Senator Wong also says these tax cuts are not affordable. Yes, they are. Over the medium term the cost is $144 billion, which is a figure that we've openly and transparently released to the public and to the parliament, in sharp contrast to what the Rudd and Gillard governments did when they tried to increase the tax burden on the mining industry. We had to drag them kicking and screaming into releasing the medium-term projections of the revenue they expected to raise from their resource super profits tax and the minerals resource rent tax. We've provided that information quite openly and transparently. And do you know what you can see in the budget papers? What you can see in the budget papers is that over the medium term, over that whole period, not only does the budget get into a small surplus by 2019-20 and progressively into a larger surplus but we are projected to exceed a surplus of one per cent of the share of GDP by 2026-27 and to remain in surplus all the way through—and that is after we have factored in the cost of this important reform which allows working families around Australia to keep more of their own money.

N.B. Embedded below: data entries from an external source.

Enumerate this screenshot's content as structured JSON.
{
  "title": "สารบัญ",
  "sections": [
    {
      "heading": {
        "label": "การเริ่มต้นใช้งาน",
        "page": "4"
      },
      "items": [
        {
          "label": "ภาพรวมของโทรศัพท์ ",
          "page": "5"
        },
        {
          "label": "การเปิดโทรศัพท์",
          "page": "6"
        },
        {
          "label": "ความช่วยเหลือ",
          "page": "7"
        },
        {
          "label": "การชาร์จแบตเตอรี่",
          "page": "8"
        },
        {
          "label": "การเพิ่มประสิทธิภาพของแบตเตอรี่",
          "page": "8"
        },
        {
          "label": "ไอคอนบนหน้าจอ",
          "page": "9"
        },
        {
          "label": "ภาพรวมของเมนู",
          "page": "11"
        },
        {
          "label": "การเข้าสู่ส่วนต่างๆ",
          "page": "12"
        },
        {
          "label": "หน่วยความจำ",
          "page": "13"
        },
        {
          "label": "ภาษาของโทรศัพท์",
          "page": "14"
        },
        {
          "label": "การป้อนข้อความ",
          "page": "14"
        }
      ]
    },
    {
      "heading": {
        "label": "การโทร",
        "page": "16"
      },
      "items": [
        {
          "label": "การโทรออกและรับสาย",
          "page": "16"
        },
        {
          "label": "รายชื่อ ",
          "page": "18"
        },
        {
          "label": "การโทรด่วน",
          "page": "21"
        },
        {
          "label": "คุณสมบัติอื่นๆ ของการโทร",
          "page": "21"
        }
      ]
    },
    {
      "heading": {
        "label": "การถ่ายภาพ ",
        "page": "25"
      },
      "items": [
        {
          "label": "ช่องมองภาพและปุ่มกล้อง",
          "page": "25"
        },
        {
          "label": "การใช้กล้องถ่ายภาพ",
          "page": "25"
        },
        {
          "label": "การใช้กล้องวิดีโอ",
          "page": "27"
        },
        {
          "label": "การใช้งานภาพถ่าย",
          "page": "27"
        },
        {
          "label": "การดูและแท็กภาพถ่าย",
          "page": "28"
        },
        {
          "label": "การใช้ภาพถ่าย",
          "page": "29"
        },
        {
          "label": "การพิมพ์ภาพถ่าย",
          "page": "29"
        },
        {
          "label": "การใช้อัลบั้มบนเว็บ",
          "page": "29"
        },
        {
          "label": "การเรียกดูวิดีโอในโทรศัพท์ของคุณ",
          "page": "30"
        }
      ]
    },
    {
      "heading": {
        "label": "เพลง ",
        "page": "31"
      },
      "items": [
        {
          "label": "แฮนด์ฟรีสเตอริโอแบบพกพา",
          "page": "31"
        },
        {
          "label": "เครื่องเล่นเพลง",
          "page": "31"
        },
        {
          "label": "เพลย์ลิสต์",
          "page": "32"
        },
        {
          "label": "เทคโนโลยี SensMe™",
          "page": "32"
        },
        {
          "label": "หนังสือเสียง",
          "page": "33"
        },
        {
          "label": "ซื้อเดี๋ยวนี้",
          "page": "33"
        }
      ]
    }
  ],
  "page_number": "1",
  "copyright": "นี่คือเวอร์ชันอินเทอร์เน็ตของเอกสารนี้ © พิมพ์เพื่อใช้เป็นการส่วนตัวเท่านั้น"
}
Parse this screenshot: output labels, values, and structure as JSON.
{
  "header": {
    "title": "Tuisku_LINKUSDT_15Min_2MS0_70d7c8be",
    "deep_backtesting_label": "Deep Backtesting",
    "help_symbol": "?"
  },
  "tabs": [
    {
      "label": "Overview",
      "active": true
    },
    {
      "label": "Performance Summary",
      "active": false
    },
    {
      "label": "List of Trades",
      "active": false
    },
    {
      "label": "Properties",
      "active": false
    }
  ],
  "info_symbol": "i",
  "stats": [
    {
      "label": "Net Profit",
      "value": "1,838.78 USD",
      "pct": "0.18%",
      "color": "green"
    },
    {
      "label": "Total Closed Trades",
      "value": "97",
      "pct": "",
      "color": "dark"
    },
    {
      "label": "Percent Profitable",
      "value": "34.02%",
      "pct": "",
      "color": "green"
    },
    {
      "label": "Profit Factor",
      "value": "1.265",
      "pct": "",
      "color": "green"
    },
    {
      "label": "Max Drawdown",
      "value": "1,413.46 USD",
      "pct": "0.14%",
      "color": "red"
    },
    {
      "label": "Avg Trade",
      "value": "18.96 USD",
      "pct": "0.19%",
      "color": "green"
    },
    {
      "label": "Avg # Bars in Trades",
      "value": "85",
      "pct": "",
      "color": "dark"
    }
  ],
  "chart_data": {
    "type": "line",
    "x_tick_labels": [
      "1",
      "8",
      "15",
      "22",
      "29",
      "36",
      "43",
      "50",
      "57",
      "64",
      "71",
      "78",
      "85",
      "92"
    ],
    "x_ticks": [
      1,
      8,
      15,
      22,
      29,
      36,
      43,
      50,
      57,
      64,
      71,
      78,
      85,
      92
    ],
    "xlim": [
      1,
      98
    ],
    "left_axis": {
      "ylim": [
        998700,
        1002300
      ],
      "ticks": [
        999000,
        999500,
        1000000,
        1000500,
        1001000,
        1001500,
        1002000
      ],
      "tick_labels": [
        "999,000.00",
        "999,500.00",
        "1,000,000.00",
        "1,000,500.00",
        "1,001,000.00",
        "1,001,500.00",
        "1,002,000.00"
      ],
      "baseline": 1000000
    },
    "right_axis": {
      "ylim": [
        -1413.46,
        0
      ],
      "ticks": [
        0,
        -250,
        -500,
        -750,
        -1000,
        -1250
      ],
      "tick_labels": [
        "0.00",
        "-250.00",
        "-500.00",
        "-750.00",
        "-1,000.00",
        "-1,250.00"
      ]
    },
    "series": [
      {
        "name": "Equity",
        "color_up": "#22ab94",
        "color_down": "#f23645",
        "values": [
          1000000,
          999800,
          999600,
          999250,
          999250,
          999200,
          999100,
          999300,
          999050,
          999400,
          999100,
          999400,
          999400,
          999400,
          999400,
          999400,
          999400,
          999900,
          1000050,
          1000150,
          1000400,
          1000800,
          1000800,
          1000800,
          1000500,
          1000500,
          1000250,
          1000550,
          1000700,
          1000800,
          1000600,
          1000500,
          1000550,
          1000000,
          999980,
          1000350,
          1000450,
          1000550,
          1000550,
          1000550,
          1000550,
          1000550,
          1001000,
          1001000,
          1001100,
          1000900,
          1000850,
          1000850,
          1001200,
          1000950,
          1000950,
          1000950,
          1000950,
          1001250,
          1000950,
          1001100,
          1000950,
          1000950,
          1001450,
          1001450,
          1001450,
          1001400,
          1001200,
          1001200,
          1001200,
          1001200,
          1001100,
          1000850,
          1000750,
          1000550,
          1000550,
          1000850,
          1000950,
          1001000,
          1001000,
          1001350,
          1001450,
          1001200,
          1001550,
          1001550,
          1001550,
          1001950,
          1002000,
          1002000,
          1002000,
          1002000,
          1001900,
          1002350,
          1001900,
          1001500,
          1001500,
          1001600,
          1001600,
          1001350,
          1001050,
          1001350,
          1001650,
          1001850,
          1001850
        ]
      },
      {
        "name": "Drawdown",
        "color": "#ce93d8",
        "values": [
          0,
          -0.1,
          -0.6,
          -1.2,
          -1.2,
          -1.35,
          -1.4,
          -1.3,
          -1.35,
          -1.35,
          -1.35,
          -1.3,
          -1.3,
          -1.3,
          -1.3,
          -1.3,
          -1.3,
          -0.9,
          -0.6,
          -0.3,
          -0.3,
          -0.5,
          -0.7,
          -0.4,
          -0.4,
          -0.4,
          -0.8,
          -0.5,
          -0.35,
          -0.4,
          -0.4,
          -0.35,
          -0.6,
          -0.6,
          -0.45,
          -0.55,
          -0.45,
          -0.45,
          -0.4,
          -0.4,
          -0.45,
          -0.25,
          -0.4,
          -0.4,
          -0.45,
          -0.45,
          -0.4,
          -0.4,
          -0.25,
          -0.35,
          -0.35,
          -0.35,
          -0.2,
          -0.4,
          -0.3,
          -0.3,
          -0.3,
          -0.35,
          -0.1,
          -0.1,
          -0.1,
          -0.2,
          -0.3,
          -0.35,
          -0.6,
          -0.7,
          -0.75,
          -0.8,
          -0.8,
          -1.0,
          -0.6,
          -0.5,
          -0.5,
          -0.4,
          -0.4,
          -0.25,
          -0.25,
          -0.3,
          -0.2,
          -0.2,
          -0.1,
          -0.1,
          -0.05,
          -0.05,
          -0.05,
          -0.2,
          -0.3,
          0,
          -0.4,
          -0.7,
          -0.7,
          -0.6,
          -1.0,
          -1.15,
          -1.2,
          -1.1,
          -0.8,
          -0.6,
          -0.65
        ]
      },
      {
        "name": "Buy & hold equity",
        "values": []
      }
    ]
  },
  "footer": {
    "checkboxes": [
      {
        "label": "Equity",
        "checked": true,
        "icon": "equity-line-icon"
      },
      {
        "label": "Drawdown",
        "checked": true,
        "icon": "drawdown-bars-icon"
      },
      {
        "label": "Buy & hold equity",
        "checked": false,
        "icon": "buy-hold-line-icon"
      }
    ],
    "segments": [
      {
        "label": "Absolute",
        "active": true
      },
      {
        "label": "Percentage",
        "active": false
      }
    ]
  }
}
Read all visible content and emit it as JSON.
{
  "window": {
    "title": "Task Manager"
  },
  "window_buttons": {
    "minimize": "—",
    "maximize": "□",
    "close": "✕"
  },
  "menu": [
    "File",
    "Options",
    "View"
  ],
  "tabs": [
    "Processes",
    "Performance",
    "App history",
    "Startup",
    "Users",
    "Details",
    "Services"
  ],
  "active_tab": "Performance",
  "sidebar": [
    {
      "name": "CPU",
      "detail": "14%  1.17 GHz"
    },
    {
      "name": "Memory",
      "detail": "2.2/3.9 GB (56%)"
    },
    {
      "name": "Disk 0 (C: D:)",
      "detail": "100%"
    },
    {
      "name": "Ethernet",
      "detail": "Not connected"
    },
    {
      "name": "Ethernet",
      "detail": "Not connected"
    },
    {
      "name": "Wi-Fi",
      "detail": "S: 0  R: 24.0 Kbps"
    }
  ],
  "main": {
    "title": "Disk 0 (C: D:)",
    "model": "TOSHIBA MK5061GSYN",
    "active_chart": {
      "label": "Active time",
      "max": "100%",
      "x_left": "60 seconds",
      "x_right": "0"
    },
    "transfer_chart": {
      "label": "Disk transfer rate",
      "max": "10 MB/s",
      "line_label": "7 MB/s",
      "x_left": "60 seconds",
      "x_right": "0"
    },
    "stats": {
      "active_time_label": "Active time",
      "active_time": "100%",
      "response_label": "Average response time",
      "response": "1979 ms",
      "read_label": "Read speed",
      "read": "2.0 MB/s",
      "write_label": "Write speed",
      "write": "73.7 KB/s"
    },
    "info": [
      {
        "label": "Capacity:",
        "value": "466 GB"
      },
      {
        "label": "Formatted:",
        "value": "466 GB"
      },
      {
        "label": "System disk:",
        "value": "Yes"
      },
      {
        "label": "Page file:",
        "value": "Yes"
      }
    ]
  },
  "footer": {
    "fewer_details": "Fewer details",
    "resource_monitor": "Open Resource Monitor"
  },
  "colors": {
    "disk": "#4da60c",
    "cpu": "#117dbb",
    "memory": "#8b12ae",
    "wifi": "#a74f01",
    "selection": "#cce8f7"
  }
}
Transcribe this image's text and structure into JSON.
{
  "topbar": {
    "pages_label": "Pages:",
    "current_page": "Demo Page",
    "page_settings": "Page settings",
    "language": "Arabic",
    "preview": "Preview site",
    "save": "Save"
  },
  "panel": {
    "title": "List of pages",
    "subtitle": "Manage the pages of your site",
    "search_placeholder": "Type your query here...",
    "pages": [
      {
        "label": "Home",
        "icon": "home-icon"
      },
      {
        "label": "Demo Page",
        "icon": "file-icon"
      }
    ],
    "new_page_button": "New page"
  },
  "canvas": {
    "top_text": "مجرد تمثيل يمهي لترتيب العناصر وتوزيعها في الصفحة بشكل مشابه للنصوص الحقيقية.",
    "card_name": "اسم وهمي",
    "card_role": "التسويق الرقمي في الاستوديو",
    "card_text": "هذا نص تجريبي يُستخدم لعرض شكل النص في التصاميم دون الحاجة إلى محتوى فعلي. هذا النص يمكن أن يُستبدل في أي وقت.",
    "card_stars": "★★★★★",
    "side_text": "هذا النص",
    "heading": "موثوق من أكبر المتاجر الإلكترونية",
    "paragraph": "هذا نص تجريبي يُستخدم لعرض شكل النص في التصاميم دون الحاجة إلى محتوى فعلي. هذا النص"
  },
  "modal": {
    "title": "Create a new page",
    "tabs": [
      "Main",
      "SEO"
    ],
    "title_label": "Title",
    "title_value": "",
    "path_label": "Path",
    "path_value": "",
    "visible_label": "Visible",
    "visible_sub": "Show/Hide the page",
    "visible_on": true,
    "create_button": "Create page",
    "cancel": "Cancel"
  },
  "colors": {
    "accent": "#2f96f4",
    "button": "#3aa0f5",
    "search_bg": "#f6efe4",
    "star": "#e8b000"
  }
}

I just close on this point. I'm very interested to see that Senator Wong is moving an amendment effectively to excise the third stage out of our three-stage, seven-year long-term plan. I guess that means that the Labor Party have already given up on actually doing what they said they would do, which is to oppose everything other than the first stage of our seven-year plan. It's very interesting. Normally in this chamber the way this process is managed is that you start off with getting all you want and then you progressively work your way backwards to being forced into the position where, if you can't get everything you want, you aim to get an amendment up that gives you 70 or 60 per cent of what you want.

It's interesting that Senator Wong in her first amendment hasn't even tried to implement the policy of the Leader of the Opposition. It must mean that the Labor Party's split. It must mean that Senator Wong has stabbed Bill Shorten in the back and turned on Bill Shorten, because she's not in here promoting Bill Shorten's policy to actually excise stages 2 and 3. Maybe Senator Wong is a secret supporter of stage 2 of our three-stage, seven-year plan to provide income tax relief to working families around Australia. I'm very intrigued that the first move that Senator Wong makes in this chamber would not be a move to implement the policy that was articulated by the Leader of the Opposition. Is it now the Labor Party position that you support stages 1 and 2 of our seven-year plan to provide income tax relief to working families around Australia? I would be very interested. Is that now your position? It's a very interesting move by Senator Wong here which is in sharp contrast to what Bill Shorten, as leader of the Labor Party, has signalled into the community would be the Labor Party position.

In fact, as the Labor caucus finished and the Leader of the Opposition and the shadow Treasurer gave a press conference yesterday, the indication that the Australian people were given was that Labor would move to remove both phase 2 and phase 3 from this income tax bill. That is not what Senator Wong is doing in her move now. Senator Wong, essentially, has now accepted stages 1 and 2. I congratulate the Labor Party that you've moved along from one to two. There's only one more step to go! Now that you support the first two phases of our income tax relief plan, which is in three parts, I encourage you strongly to reflect on the fact it is very much in our national interests and in the interests of working families around Australia for us to, yes, provide cost-of-living-pressure relief for low- and middle-income earners but also to address bracket creep so that all working families around Australia have the right incentive, the right encouragement and the right reward for effort so the Australian economy can continue to grow as strongly as possible and as many jobs as possible can be created.